Cette Supernova est apparue dans le ciel en 1006 et il était possible de la voir de la Chine jusqu’à l’Europe. Parmi les témoins de ce phénomène figurait un jeune musulman nommé Alî bin Ridwân, habitant au Caire, âgé de 18 années lors de cet évènement. Il a décrit ultérieurement ce phénomène astronomique très particulier.
Nous pouvons résumer sa biographie dans les lignes suivantes :
Abû al-Hasan, ‘Alî bin Ridwân al-Misrî (998-1067), astronome, physicien et médecin musulman. Il dispose de plusieurs ouvrages: en médecine, en physique et en astrologie. Il a commenté les ouvrages grecques du célèbre médecin grec Galien. Certain de ses ouvrages furent traduit en grec et en latin.
Il est connu aussi pour son fameux et long débat avec l’éminent médecin et astronome musulman Ibn Batlân al-Bagdâdî.
Mais sa célébrité dans l’histoire de la science découle notamment de sa description de la Supernova qui est apparue en 1006. En fait, il l’a décrit dans son commentaire de l’ouvrage de l’astronome grec Ptolémé intitulé « Tetrapilus ». Il est devenu ainsi le plus jeune moniteur astronomique ayant détecté un phénomène particulier.

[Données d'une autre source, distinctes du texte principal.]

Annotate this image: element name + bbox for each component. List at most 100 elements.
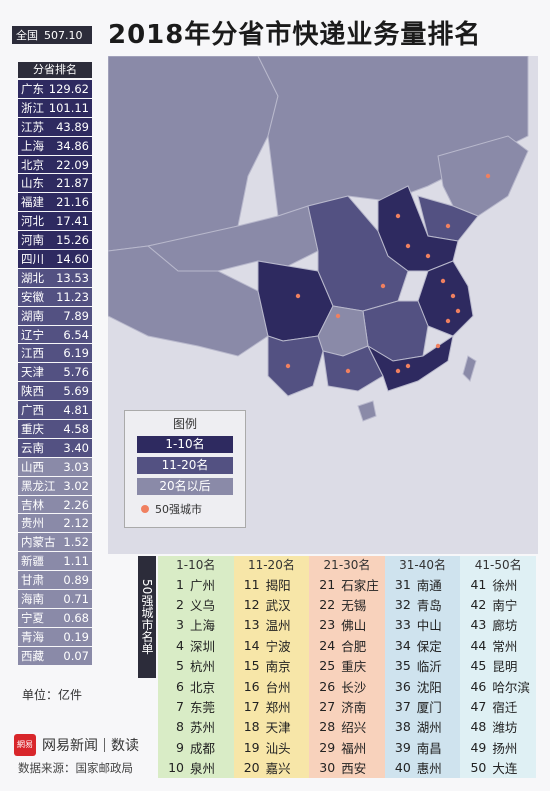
city-name: 南通 — [416, 577, 442, 593]
city-name: 成都 — [190, 740, 216, 756]
province-row: 湖北 13.53 — [18, 268, 92, 288]
city-rank: 27 — [319, 699, 336, 715]
city-rank: 17 — [243, 699, 260, 715]
province-value: 21.87 — [56, 176, 89, 191]
province-value: 6.54 — [63, 327, 89, 342]
province-name: 江苏 — [21, 119, 44, 134]
city-group-header: 21-30名 — [323, 558, 371, 572]
city-group-column: 1-10名 1 广州 2 义乌 3 上海 4 深圳 5 杭州 6 北京 7 东莞 8 苏州 9 成都 10 泉州 — [158, 556, 234, 778]
city-row: 3 上海 — [158, 615, 234, 635]
province-row: 黑龙江 3.02 — [18, 476, 92, 496]
map-svg — [108, 56, 529, 422]
legend-dot-label: 50强城市 — [155, 503, 202, 516]
city-row: 29 福州 — [309, 737, 385, 757]
province-row: 海南 0.71 — [18, 590, 92, 609]
province-row: 贵州 2.12 — [18, 514, 92, 534]
legend-item-tier1: 1-10名 — [137, 436, 233, 453]
city-rank: 7 — [176, 699, 184, 715]
unit-label: 单位：亿件 — [22, 688, 83, 702]
province-row: 云南 3.40 — [18, 438, 92, 458]
city-row: 46 哈尔滨 — [460, 676, 536, 696]
city-row: 45 昆明 — [460, 656, 536, 676]
city-dot — [440, 278, 446, 284]
legend-title: 图例 — [172, 417, 197, 431]
city-group-column: 21-30名 21 石家庄 22 无锡 23 佛山 24 合肥 25 重庆 26 长沙 27 济南 28 绍兴 2… — [309, 556, 385, 778]
region-tier3-west — [108, 56, 279, 252]
province-value: 1.11 — [63, 554, 89, 569]
city-rank: 44 — [470, 637, 487, 653]
city-row: 35 临沂 — [385, 656, 461, 676]
city-name: 东莞 — [190, 700, 216, 716]
city-row: 6 北京 — [158, 676, 234, 696]
city-row: 36 沈阳 — [385, 676, 461, 696]
province-name: 西藏 — [21, 648, 44, 663]
legend-item-tier3: 20名以后 — [137, 478, 233, 495]
province-value: 22.09 — [56, 157, 89, 172]
city-row: 23 佛山 — [309, 615, 385, 635]
city-row: 9 成都 — [158, 737, 234, 757]
city-row: 4 深圳 — [158, 635, 234, 655]
city-name: 杭州 — [190, 659, 216, 675]
province-row: 四川 14.60 — [18, 250, 92, 269]
city-name: 潍坊 — [492, 720, 518, 736]
city-rank: 16 — [243, 678, 260, 694]
province-value: 129.62 — [48, 81, 89, 96]
city-row: 30 西安 — [309, 758, 385, 778]
city-rank: 8 — [176, 719, 184, 735]
brand-logo: 網易 网易新闻 数读 — [14, 734, 139, 756]
city-row: 16 台州 — [234, 676, 310, 696]
city-rank: 10 — [168, 760, 184, 776]
province-value: 0.07 — [63, 648, 89, 663]
city-rank: 22 — [319, 597, 336, 613]
province-value: 3.40 — [63, 440, 89, 455]
city-rank: 39 — [394, 739, 411, 755]
city-row: 2 义乌 — [158, 594, 234, 614]
province-value: 101.11 — [48, 100, 89, 115]
city-dot — [405, 243, 411, 249]
city-name: 大连 — [492, 761, 518, 777]
city-name: 绍兴 — [341, 720, 367, 736]
city-row: 17 郑州 — [234, 696, 310, 716]
province-value: 3.03 — [63, 459, 89, 474]
city-row: 37 厦门 — [385, 696, 461, 716]
city-row: 22 无锡 — [309, 594, 385, 614]
province-row: 北京 22.09 — [18, 155, 92, 175]
city-dot — [345, 368, 351, 374]
province-row: 河南 15.26 — [18, 231, 92, 251]
city-name: 济南 — [341, 700, 367, 716]
region-tier3-north — [257, 56, 529, 217]
region-tier2-liaoning — [417, 195, 479, 242]
province-row: 山东 21.87 — [18, 174, 92, 194]
city-name: 厦门 — [416, 700, 442, 716]
city-name: 沈阳 — [416, 679, 442, 695]
province-value: 5.76 — [63, 365, 89, 380]
city-rank: 32 — [394, 597, 411, 613]
city-name: 天津 — [265, 720, 291, 736]
city-name: 佛山 — [341, 618, 367, 634]
city-rank: 6 — [176, 678, 184, 694]
city-row: 8 苏州 — [158, 717, 234, 737]
city-dot — [285, 363, 291, 369]
city-rank: 14 — [243, 637, 260, 653]
province-row: 湖南 7.89 — [18, 306, 92, 326]
city-name: 泉州 — [190, 761, 216, 777]
province-row: 广西 4.81 — [18, 401, 92, 421]
province-row: 江西 6.19 — [18, 344, 92, 364]
city-row: 20 嘉兴 — [234, 758, 310, 778]
city-rank: 5 — [176, 658, 184, 674]
city-rank: 3 — [176, 617, 184, 633]
province-name: 吉林 — [21, 497, 44, 512]
province-name: 青海 — [21, 629, 44, 644]
city-name: 广州 — [190, 577, 216, 593]
province-name: 广东 — [21, 81, 44, 96]
city-name: 扬州 — [492, 740, 518, 756]
region-tier1-south — [366, 334, 454, 392]
province-name: 江西 — [21, 346, 44, 361]
national-total: 全国 507.10 — [12, 26, 92, 44]
province-row: 陕西 5.69 — [18, 382, 92, 402]
region-tier3-hainan — [357, 400, 377, 422]
city-row: 27 济南 — [309, 696, 385, 716]
city-name: 宿迁 — [492, 700, 518, 716]
city-rank: 18 — [243, 719, 260, 735]
city-group-column: 41-50名 41 徐州 42 南宁 43 廊坊 44 常州 45 昆明 46 哈尔滨 47 宿迁 48 潍坊 4… — [460, 556, 536, 778]
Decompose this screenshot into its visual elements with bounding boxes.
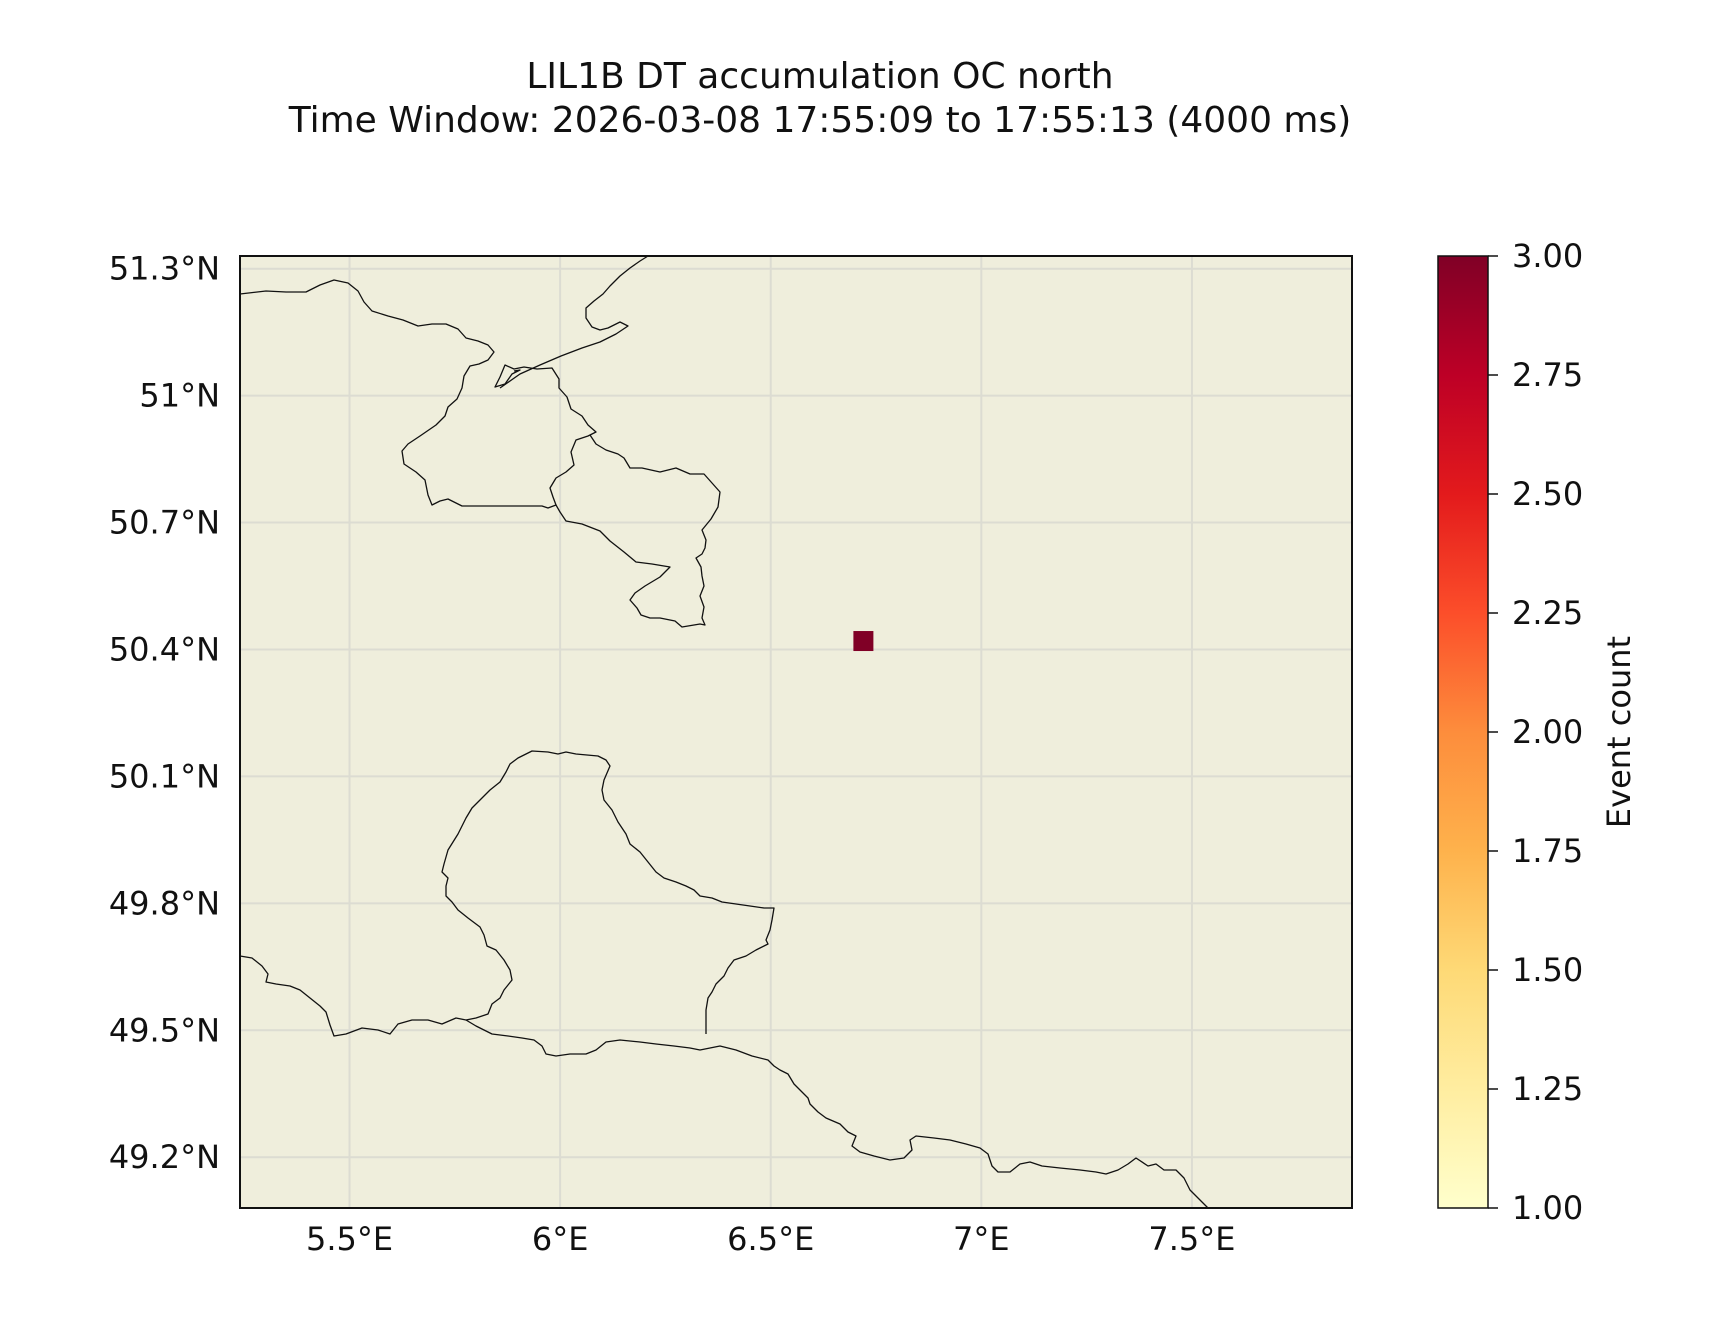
border-south — [465, 1019, 1209, 1209]
colorbar-tick-label: 2.50 — [1512, 475, 1583, 513]
lon-tick-label: 6°E — [532, 1220, 589, 1258]
lat-tick-label: 49.5°N — [109, 1011, 220, 1049]
lon-tick-label: 5.5°E — [306, 1220, 393, 1258]
event-cell — [853, 631, 874, 652]
lat-tick-label: 50.4°N — [109, 630, 220, 668]
border-north-coast — [499, 255, 649, 389]
lat-tick-label: 49.2°N — [109, 1138, 220, 1176]
colorbar-tick-label: 1.00 — [1512, 1189, 1583, 1227]
lon-tick-label: 7°E — [953, 1220, 1010, 1258]
colorbar — [1437, 255, 1489, 1209]
border-north — [239, 279, 597, 509]
country-borders — [239, 255, 1209, 1209]
lon-tick-label: 6.5°E — [727, 1220, 814, 1258]
lat-tick-label: 50.1°N — [109, 757, 220, 795]
lat-tick-label: 49.8°N — [109, 884, 220, 922]
border-mid — [555, 434, 721, 628]
event-markers — [853, 631, 874, 652]
colorbar-tick-label: 2.00 — [1512, 713, 1583, 751]
lon-tick-label: 7.5°E — [1148, 1220, 1235, 1258]
longitude-axis: 5.5°E 6°E 6.5°E 7°E 7.5°E — [306, 1220, 1236, 1258]
map-background — [240, 256, 1352, 1208]
colorbar-tick-label: 3.00 — [1512, 237, 1583, 275]
colorbar-tick-label: 2.25 — [1512, 594, 1583, 632]
colorbar-tick-label: 1.75 — [1512, 832, 1583, 870]
lat-tick-label: 51°N — [139, 377, 220, 415]
colorbar-axis: 1.00 1.25 1.50 1.75 2.00 2.25 2.50 2.75 3.00 — [1488, 237, 1583, 1227]
map-frame — [239, 255, 1353, 1209]
lat-tick-label: 50.7°N — [109, 504, 220, 542]
colorbar-tick-label: 2.75 — [1512, 356, 1583, 394]
colorbar-tick-label: 1.50 — [1512, 951, 1583, 989]
latitude-axis: 51.3°N 51°N 50.7°N 50.4°N 50.1°N 49.8°N 49.5°N… — [109, 250, 220, 1177]
lat-tick-label: 51.3°N — [109, 250, 220, 288]
border-south-lux — [239, 750, 775, 1037]
colorbar-label: Event count — [1600, 636, 1638, 828]
colorbar-tick-label: 1.25 — [1512, 1070, 1583, 1108]
map-gridlines — [240, 256, 1352, 1208]
figure-subtitle: Time Window: 2026-03-08 17:55:09 to 17:5… — [288, 100, 1352, 141]
figure-title: LIL1B DT accumulation OC north — [526, 56, 1113, 97]
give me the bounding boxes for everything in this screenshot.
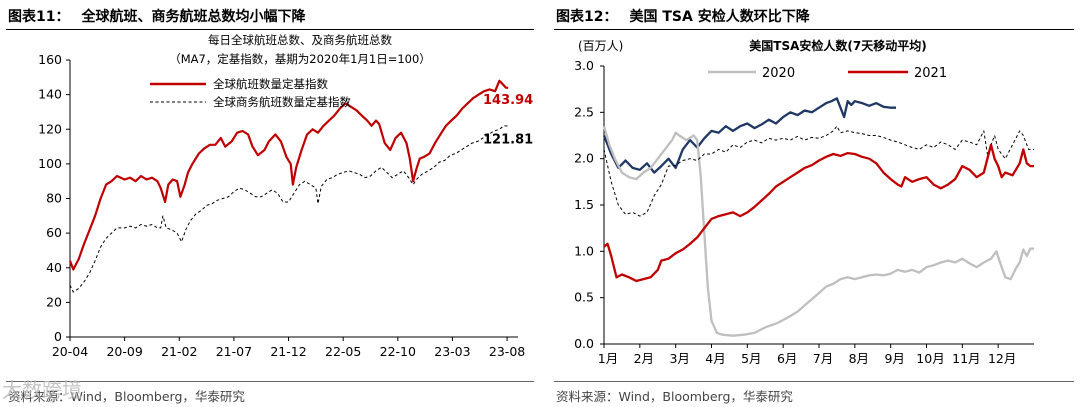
figure-title-text: 美国 TSA 安检人数环比下降: [629, 9, 810, 25]
legend-label-business: 全球商务航班数量定基指数: [213, 95, 351, 109]
chart-title-line1: 每日全球航班总数、及商务航班总数: [208, 33, 392, 47]
y-tick-label: 1.5: [574, 197, 594, 212]
figure-number: 图表11：: [8, 9, 70, 25]
y-tick-label: 40: [46, 260, 62, 275]
series-line-business-flights: [69, 125, 509, 293]
figure-title: 图表11： 全球航班、商务航班总数均小幅下降: [8, 6, 305, 26]
x-tick-label: 4月: [705, 351, 725, 366]
figure-number: 图表12：: [556, 9, 618, 25]
series-line-2021: [603, 143, 1034, 283]
y-tick-label: 20: [46, 294, 62, 309]
y-tick-label: 3.0: [574, 58, 594, 73]
x-tick-label: 22-05: [325, 344, 361, 359]
figure-title: 图表12： 美国 TSA 安检人数环比下降: [556, 6, 810, 26]
x-tick-label: 23-03: [434, 344, 470, 359]
title-rule: [554, 29, 1074, 30]
end-label-global: 143.94: [483, 93, 533, 108]
series-line-2020-dashed: [603, 125, 1034, 217]
y-tick-label: 160: [38, 52, 62, 67]
x-tick-label: 23-08: [489, 344, 525, 359]
x-tick-label: 12月: [988, 351, 1016, 366]
watermark-logo: 大数跨境: [2, 378, 82, 402]
source-rule: [554, 381, 1074, 382]
title-rule: [6, 29, 534, 30]
y-tick-label: 60: [46, 225, 62, 240]
chart-title-line2: （MA7，定基指数，基期为2020年1月1日=100）: [169, 52, 431, 66]
source-note: 资料来源：Wind，Bloomberg，华泰研究: [556, 389, 793, 404]
x-tick-label: 5月: [741, 351, 761, 366]
y-tick-label: 2.0: [574, 151, 594, 166]
y-tick-label: 80: [46, 191, 62, 206]
y-tick-label: 0.5: [574, 290, 594, 305]
series-line-2020: [602, 125, 1034, 337]
chart-title: 美国TSA安检人数(7天移动平均): [749, 38, 926, 53]
y-tick-label: 2.5: [574, 104, 594, 119]
y-tick-label: 120: [38, 121, 62, 136]
figure-11: 图表11： 全球航班、商务航班总数均小幅下降 0 20 40 60 80 100 120 140…: [6, 6, 534, 404]
figure-12: 图表12： 美国 TSA 安检人数环比下降 0.0 0.5 1.0 1.5 2.0 2.5 3…: [548, 0, 1080, 407]
legend-label-2020: 2020: [762, 66, 795, 81]
x-tick-label: 22-10: [380, 344, 416, 359]
source-rule: [6, 381, 534, 382]
legend-label-2021: 2021: [914, 66, 947, 81]
x-tick-label: 21-02: [161, 344, 197, 359]
x-tick-label: 1月: [598, 351, 618, 366]
figure-title-text: 全球航班、商务航班总数均小幅下降: [81, 9, 306, 25]
y-tick-label: 0: [54, 329, 62, 344]
x-tick-label: 9月: [884, 351, 904, 366]
x-tick-label: 11月: [952, 351, 980, 366]
series-line-global-flights: [68, 79, 509, 271]
y-tick-label: 1.0: [574, 243, 594, 258]
x-tick-label: 20-09: [106, 344, 142, 359]
x-tick-label: 3月: [669, 351, 689, 366]
global-flights-chart: 0 20 40 60 80 100 120 140 160 20-04 20-09 21-02 21-0…: [38, 33, 533, 359]
x-tick-label: 7月: [813, 351, 833, 366]
y-axis-unit: (百万人): [578, 39, 623, 53]
x-tick-label: 21-12: [270, 344, 306, 359]
legend-label-global: 全球航班数量定基指数: [213, 77, 328, 91]
series-line-2019: [602, 97, 896, 174]
x-tick-label: 6月: [777, 351, 797, 366]
y-tick-label: 100: [38, 156, 62, 171]
end-label-business: 121.81: [483, 133, 533, 148]
x-tick-label: 2月: [634, 351, 654, 366]
x-tick-label: 10月: [916, 351, 944, 366]
x-tick-label: 20-04: [52, 344, 88, 359]
x-tick-label: 8月: [849, 351, 869, 366]
tsa-screening-chart: 0.0 0.5 1.0 1.5 2.0 2.5 3.0 1月 2月 3月 4月 5月 6月 7月 8月 9月 1…: [574, 38, 1034, 366]
y-tick-label: 0.0: [574, 336, 594, 351]
y-tick-label: 140: [38, 87, 62, 102]
source-note: 资料来源：Wind，Bloomberg，华泰研究: [8, 389, 245, 404]
x-tick-label: 21-07: [216, 344, 252, 359]
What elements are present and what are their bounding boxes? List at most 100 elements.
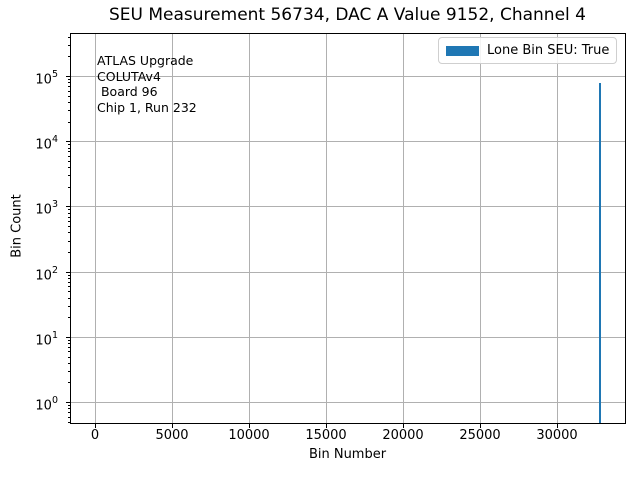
y-minor-tick-mark	[68, 286, 70, 287]
x-tick-label: 15000	[305, 428, 347, 443]
y-minor-tick-mark	[68, 102, 70, 103]
y-tick-label: 103	[35, 199, 58, 218]
x-tick-label: 0	[90, 428, 100, 443]
x-tick-mark	[557, 424, 558, 428]
x-tick-mark	[326, 424, 327, 428]
y-minor-tick-mark	[68, 408, 70, 409]
gridline-x	[557, 33, 558, 423]
x-tick-mark	[480, 424, 481, 428]
y-minor-tick-mark	[68, 417, 70, 418]
y-tick-mark	[66, 206, 70, 207]
x-tick-mark	[172, 424, 173, 428]
y-tick-label: 100	[35, 395, 58, 414]
y-minor-tick-mark	[68, 156, 70, 157]
x-tick-mark	[403, 424, 404, 428]
y-minor-tick-mark	[68, 382, 70, 383]
y-minor-tick-mark	[68, 82, 70, 83]
y-minor-tick-mark	[68, 405, 70, 406]
y-minor-tick-mark	[68, 306, 70, 307]
y-minor-tick-mark	[68, 161, 70, 162]
y-minor-tick-mark	[68, 148, 70, 149]
gridline-y	[70, 76, 625, 77]
y-minor-tick-mark	[68, 226, 70, 227]
x-tick-label: 10000	[228, 428, 270, 443]
y-minor-tick-mark	[68, 317, 70, 318]
y-minor-tick-mark	[68, 37, 70, 38]
y-minor-tick-mark	[68, 96, 70, 97]
y-minor-tick-mark	[68, 357, 70, 358]
y-tick-mark	[66, 141, 70, 142]
gridline-y	[70, 402, 625, 403]
y-minor-tick-mark	[68, 371, 70, 372]
y-minor-tick-mark	[68, 187, 70, 188]
y-minor-tick-mark	[68, 110, 70, 111]
legend: Lone Bin SEU: True	[438, 37, 617, 64]
gridline-x	[480, 33, 481, 423]
y-minor-tick-mark	[68, 343, 70, 344]
y-minor-tick-mark	[68, 351, 70, 352]
y-tick-mark	[66, 402, 70, 403]
legend-swatch	[446, 45, 479, 56]
y-minor-tick-mark	[68, 291, 70, 292]
gridline-x	[95, 33, 96, 423]
x-tick-mark	[95, 424, 96, 428]
gridline-y	[70, 272, 625, 273]
annotation-text: ATLAS Upgrade COLUTAv4 Board 96 Chip 1, …	[97, 53, 197, 115]
chart-title: SEU Measurement 56734, DAC A Value 9152,…	[109, 5, 586, 25]
x-tick-label: 30000	[536, 428, 578, 443]
y-minor-tick-mark	[68, 340, 70, 341]
legend-label: Lone Bin SEU: True	[487, 43, 610, 58]
y-minor-tick-mark	[68, 275, 70, 276]
annotation-line: Board 96	[97, 84, 158, 99]
annotation-line: Chip 1, Run 232	[97, 99, 197, 115]
y-minor-tick-mark	[68, 298, 70, 299]
y-axis-label: Bin Count	[9, 194, 25, 258]
y-minor-tick-mark	[68, 167, 70, 168]
y-minor-tick-mark	[68, 45, 70, 46]
y-minor-tick-mark	[68, 252, 70, 253]
x-tick-label: 20000	[382, 428, 424, 443]
x-tick-label: 5000	[155, 428, 189, 443]
y-tick-mark	[66, 76, 70, 77]
y-minor-tick-mark	[68, 278, 70, 279]
y-minor-tick-mark	[68, 209, 70, 210]
annotation-line: COLUTAv4	[97, 68, 161, 84]
y-tick-mark	[66, 337, 70, 338]
y-minor-tick-mark	[68, 122, 70, 123]
x-tick-label: 25000	[459, 428, 501, 443]
y-minor-tick-mark	[68, 217, 70, 218]
x-tick-mark	[249, 424, 250, 428]
gridline-y	[70, 337, 625, 338]
y-minor-tick-mark	[68, 241, 70, 242]
gridline-y	[70, 206, 625, 207]
y-tick-label: 105	[35, 69, 58, 88]
gridline-x	[403, 33, 404, 423]
y-minor-tick-mark	[68, 347, 70, 348]
y-minor-tick-mark	[68, 175, 70, 176]
y-minor-tick-mark	[68, 91, 70, 92]
histogram-bar	[599, 83, 601, 423]
y-minor-tick-mark	[68, 86, 70, 87]
y-tick-label: 102	[35, 265, 58, 284]
y-minor-tick-mark	[68, 232, 70, 233]
annotation-line: ATLAS Upgrade	[97, 53, 194, 68]
y-minor-tick-mark	[68, 151, 70, 152]
y-tick-label: 104	[35, 134, 58, 153]
y-minor-tick-mark	[68, 282, 70, 283]
gridline-x	[172, 33, 173, 423]
y-tick-label: 101	[35, 330, 58, 349]
y-minor-tick-mark	[68, 221, 70, 222]
gridline-x	[326, 33, 327, 423]
y-minor-tick-mark	[68, 422, 70, 423]
y-minor-tick-mark	[68, 213, 70, 214]
gridline-y	[70, 141, 625, 142]
y-minor-tick-mark	[68, 79, 70, 80]
y-minor-tick-mark	[68, 144, 70, 145]
y-minor-tick-mark	[68, 412, 70, 413]
y-minor-tick-mark	[68, 363, 70, 364]
y-tick-mark	[66, 272, 70, 273]
gridline-x	[249, 33, 250, 423]
x-axis-label: Bin Number	[308, 447, 387, 462]
y-minor-tick-mark	[68, 56, 70, 57]
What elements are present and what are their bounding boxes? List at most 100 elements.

Bien que beaucoup d’astronomes parmi ses contemporains, musulmans, chinois, japonais et européens, aient décrit cette Supernova, sa description demeure la meilleure et la plus détaillée.
Les astronomes contemporains ont accordé une importance particulière à la description d’Ibn Ridwân afin de récolter plus d’information sur ce phénomène particulier.
 
Actuellement, l’éclat de cette Supernova s’est affaiblie étant passé à l’étape de ballon gazeux de Plasma, celui-ci s’élargissant rapidement.